Thomas Andrews, un altro uomo tenace, lui non era costretto a stare con me, ma ha preferito soccombere con il suo progetto finito, piuttosto che arrivare a New York e fare la bella vita. Un uomo da stimare, un uomo da apprezzare per il suo coraggio, e per la sua forza di volontà, insomma, un uomo da amare.

Bruce Ismay, presidente della White Star Line. Un uomo che non aveva fegato, un vigliacco che preferiva la carriera alla vita delle persone a bordo. Ha preferito salvarsi, piuttosto che restare qui con me, con noi. D’altronde non posso criticare un uomo pieno di soldi, non posso e non voglio. Lui ha scelto la strada più facile, quella di vivere, e bisogna rispettare la sua scelta.

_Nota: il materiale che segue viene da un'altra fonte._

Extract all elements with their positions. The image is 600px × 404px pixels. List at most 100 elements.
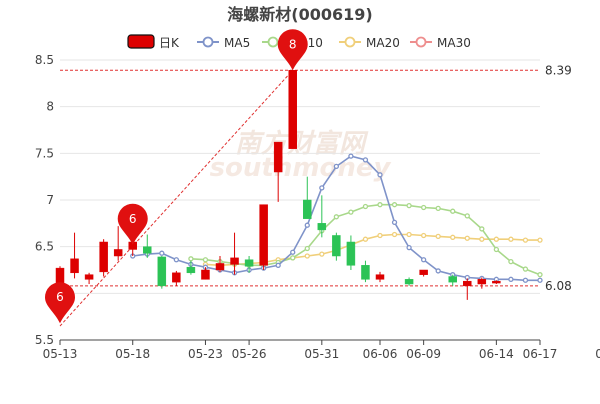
ma5-point xyxy=(304,222,310,228)
mid-marker-pin xyxy=(117,203,148,245)
y-tick-label: 8.5 xyxy=(35,53,54,67)
legend-label: MA20 xyxy=(366,36,400,50)
ma5-point xyxy=(159,250,165,256)
ma10-point xyxy=(188,256,194,262)
x-tick-label: 05-23 xyxy=(188,347,223,361)
candle-body xyxy=(201,269,210,280)
candle-body xyxy=(288,70,297,149)
ma20-point xyxy=(319,251,325,257)
x-tick-label: 05-18 xyxy=(115,347,150,361)
candle-body xyxy=(143,246,152,254)
ma5-point xyxy=(435,268,441,274)
candle-body xyxy=(346,241,356,266)
candle-body xyxy=(244,259,254,267)
ma5-point xyxy=(275,262,281,268)
x-tick-label: 06-17 xyxy=(523,347,558,361)
candle-body xyxy=(259,204,268,266)
candle-body xyxy=(448,276,457,283)
ma20-point xyxy=(391,231,398,238)
ma10-point xyxy=(522,266,529,272)
ma5-point xyxy=(508,276,514,282)
legend-marker-icon xyxy=(344,36,356,48)
ma20-point xyxy=(464,235,470,241)
y-tick-label: 8 xyxy=(46,100,54,114)
watermark-logo-sub: southmoney xyxy=(210,153,392,183)
ma10-point xyxy=(420,204,427,211)
ma10-point xyxy=(304,245,310,252)
ma10-point xyxy=(362,203,369,210)
candle-body xyxy=(404,279,414,285)
ma5-point xyxy=(362,157,369,163)
legend-label: 日K xyxy=(159,36,180,50)
ma10-point xyxy=(508,258,514,265)
candle-body xyxy=(172,272,181,283)
ma10-point xyxy=(333,214,340,220)
ma20-point xyxy=(479,236,485,242)
candle-body xyxy=(215,263,225,271)
ma5-point xyxy=(522,277,529,283)
mid-marker-label: 6 xyxy=(129,212,137,226)
candle-body xyxy=(157,256,167,287)
ma5-point xyxy=(377,172,383,178)
x-tick-label: 05-13 xyxy=(43,347,78,361)
candle-body xyxy=(317,223,327,231)
ma5-point xyxy=(333,163,340,170)
min-marker-label: 6 xyxy=(56,290,64,304)
ma10-point xyxy=(406,202,412,209)
trend-guide-line xyxy=(59,69,294,327)
x-tick-label: 06-22 xyxy=(595,347,600,361)
candle-body xyxy=(332,235,341,257)
candle-body xyxy=(303,199,312,219)
ma20-point xyxy=(304,253,310,259)
reference-line-label: 6.08 xyxy=(545,279,572,293)
x-tick-label: 06-09 xyxy=(406,347,441,361)
legend-marker-icon xyxy=(202,36,214,48)
y-tick-label: 6.5 xyxy=(35,240,54,254)
ma10-point xyxy=(493,246,500,253)
ma10-point xyxy=(537,272,543,278)
ma5-point xyxy=(319,185,325,191)
ma20-point xyxy=(537,237,543,243)
ma20-point xyxy=(522,237,529,243)
candle-body xyxy=(492,280,501,284)
ma10-point xyxy=(348,209,354,215)
legend-label: MA30 xyxy=(437,36,471,50)
candle-body xyxy=(230,257,239,265)
ma20-point xyxy=(362,236,369,242)
ma5-point xyxy=(420,257,427,263)
ma10-point xyxy=(290,255,296,261)
ma10-point xyxy=(435,205,441,212)
chart-title: 海螺新材(000619) xyxy=(227,5,372,24)
x-tick-label: 05-31 xyxy=(304,347,339,361)
y-tick-label: 7.5 xyxy=(35,146,54,160)
ma5-point xyxy=(537,277,543,283)
x-tick-label: 06-06 xyxy=(363,347,398,361)
candle-body xyxy=(375,274,385,280)
candle-body xyxy=(84,274,94,280)
ma10-point xyxy=(464,213,470,219)
ma20-point xyxy=(508,236,514,242)
candle-body xyxy=(99,241,108,273)
legend-label: MA5 xyxy=(224,36,250,50)
min-marker-pin xyxy=(45,282,75,324)
x-tick-label: 05-26 xyxy=(232,347,267,361)
candle-body xyxy=(419,269,428,275)
candle-body xyxy=(477,279,487,285)
ma10-point xyxy=(450,208,456,214)
candle-body xyxy=(273,141,283,173)
candle-body xyxy=(361,265,370,280)
candle-body xyxy=(113,249,123,257)
y-tick-label: 7 xyxy=(46,193,54,207)
ma20-point xyxy=(406,231,412,238)
ma10-point xyxy=(377,202,383,208)
ma5-point xyxy=(173,257,180,263)
candle-body xyxy=(70,258,79,274)
ma10-point xyxy=(391,202,398,208)
candle-body xyxy=(186,266,196,274)
ma20-point xyxy=(450,234,456,240)
ma5-point xyxy=(391,219,398,226)
ma20-point xyxy=(377,232,383,239)
ma10-point xyxy=(202,257,209,263)
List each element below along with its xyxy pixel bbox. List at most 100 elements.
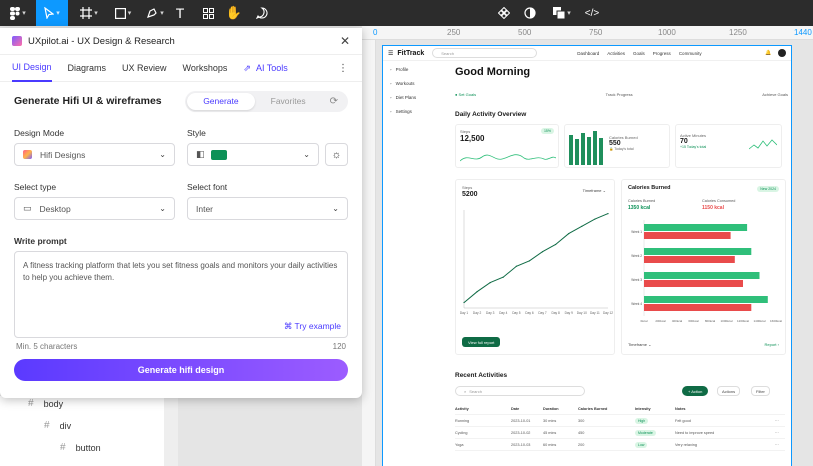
goal-step[interactable]: Track Progress [605, 92, 633, 97]
pen-tool-icon[interactable]: ▾ [140, 0, 170, 26]
ft-sidebar-item[interactable]: ◦ Settings [383, 104, 448, 118]
calories-card[interactable]: Calories Burned 550 🔒 Today's total [564, 124, 670, 168]
prompt-textarea[interactable]: A fitness tracking platform that lets yo… [14, 251, 348, 338]
y-tick-label: Week 4 [631, 302, 642, 306]
filter-button[interactable]: Filter [751, 386, 770, 396]
frame-tool-icon[interactable]: ▾ [74, 0, 104, 26]
ft-sidebar-item[interactable]: ◦ Profile [383, 62, 448, 76]
layer-label: body [43, 398, 64, 409]
steps-point [502, 276, 504, 278]
cal-timeframe-select[interactable]: Timeframe ⌄ [628, 342, 652, 347]
ft-menu-icon[interactable]: ☰ [388, 50, 394, 57]
timeframe-select[interactable]: Timeframe ⌄ [582, 188, 606, 193]
ft-nav-item[interactable]: Community [678, 50, 702, 56]
try-example-button[interactable]: ⌘ Try example [284, 320, 341, 332]
table-row[interactable]: Yoga 2023-10-03 60 mins 200 Low Very rel… [455, 439, 785, 451]
y-tick-label: Week 3 [631, 278, 642, 282]
cal-panel-badge: New 2024 [757, 186, 779, 192]
activities-table: Activity Date Duration Calories Burned I… [455, 403, 785, 451]
move-tool-icon[interactable]: ▾ [36, 0, 68, 26]
fill-icon[interactable]: ▾ [550, 0, 574, 26]
figma-menu-icon[interactable]: ▾ [4, 0, 32, 26]
table-row[interactable]: Running 2023-10-01 30 mins 300 High Felt… [455, 415, 785, 427]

 E me ne sto sul fondo dell’Atlantico, ad osservare corpi scendere giù in profondità per venirmi incontro, magari vogliono fare un ultimo viaggio in paradiso, e se me lo avessero chiesto, non avrei esitato a dire di sì…

 

 

 

 

 

 

 

ANGOLO DI YUZU-CHAN

 

Salve a tutti, come avete notato ho scritto una ff un po’ strana, ma spero che vi piaccia.

Non voglio rompervi le scatole come al solito dicendovi di dire la vostra su questa storia, ma voglio solo chiedevi dei favori.

Oggi al telegiornale ho sentito che Alessia e una sua amica sono state investite da un pirata della strada, e che Alessia, una ragazza di 15 anni appena compiuti, purtroppo è deceduta.

Poi ho sentito anche della giovane mamma di 23 anni, e una marocchina, Laila, che è stata brutalmente assassinata con 19 coltellate.

Io vorrei solo chiedervi di fare una preghiera per loro, anche se piccola, per ricordarle. Di certo so che anche se ve lo chiedo non torneranno in vita, ma almeno saranno più felici nel sapere che anche delle persone che non conoscono vogliono bene loro, e pregano, in segno di rispetto.

Detto questo spero che l’assassino di Alessia e di Laila salti fuori, perché è stato veramente un vigliacco, un ba****do e una persona senza cuore.